After much thought I have come to the conclusion that this will be my last year at Milken Community High School. It pains me to write this letter, as I have enjoyed being a member of the faculty at Milken and have worked hard to do my job as well as possible. (With all modesty I can say that no teacher has worked harder than me at Milken over these past three years. Some have worked as hard -- but none harder.) I have decided to move on for reasons having more to do with the nature of the environment in which Milken is located rather than the school or nature of the job itself. Let me briefly explain.
I started my teaching career working in the Los Angeles city schools which hardly deserve to be called "schools." Many of the students there were illiterate, and too many had long since been taught by being passed from grade to grade with little or no effort that an education involves nothing more than occupying a desk year after year without doing anything. The staff there had resigned themselves to doing the best they could and simply surviving day to day. Milken was very different, and it has been a privilege and an honor to teach here: I knew myself to be in a place devoted to learning and the life of the mind, felt myself to be one more scholar (in my own humble way) in a learning community. From the very beginning I looked around me and watched students straining and complaining under the weight of two or more hours of homework every night. I watched teachers pushing, pleading, cajoling, and threatening their students to do better and to achieve more. Students are challenged at Milken to take ideas seriously and admonished to meet high teacher (and parent) expectations: that is what makes an education profound -- what a true education costs the heart. Leaving the L.A. city schools, I was not sure if teaching was for me. As I leave Milken, I cannot envision doing anything else.
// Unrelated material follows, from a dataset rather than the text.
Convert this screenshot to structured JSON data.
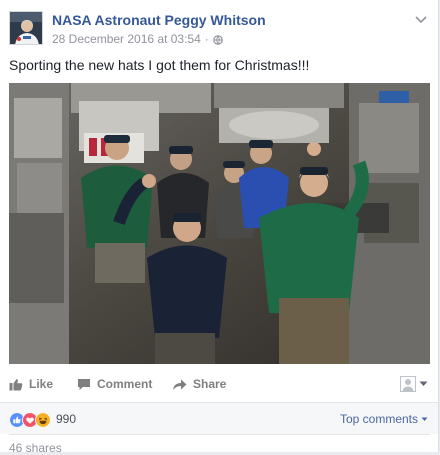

But I grew up in the suburbs where the public schools are excellent and private schools consequently almost non-existent. The Third World system of education in Los Angeles where the vast masses sit warehoused at inferior public schools in the lowlands and the elite attend expensive private schools up in the hills has never sat well with me. I am a product of middle-class America and desire to return to a middle-class environment. After eleven years in the city of Los Angeles I want to invest my adult life in a place with more open land, clean air, and sense of community and friendliness. Every morning for almost three years on my way to work I have sat stuck in pernicious L.A. freeway traffic, looking around me surrounded by strangers (re. my "neighbors") sitting in shiny new BMW automobiles talking on their carphones oblivious to the rest of the world. I don't want to do that anymore. I have found Los Angeles to be a vibrant, exciting place to be a young adult. It has less to offer mature adults who want to invest in a community, start families, and build a sense of "home."
Freshly transplanted from upstate New York, it seemed almost your first official act as "Head of School" at Milken was to offer me a job. Adjusting and learning at work over these past three years, I have sometimes wondered how you were also adjusting and learning on the job. I wondered if, in the face of the maelstroms and pressures that without a doubt swirl around an important, high profile job like yours, you looked back at your old position as principal of a quality suburban public school like Byron Hills with fondness and longing. Well, I am off in search of my own Byron Hills. Wish me luck.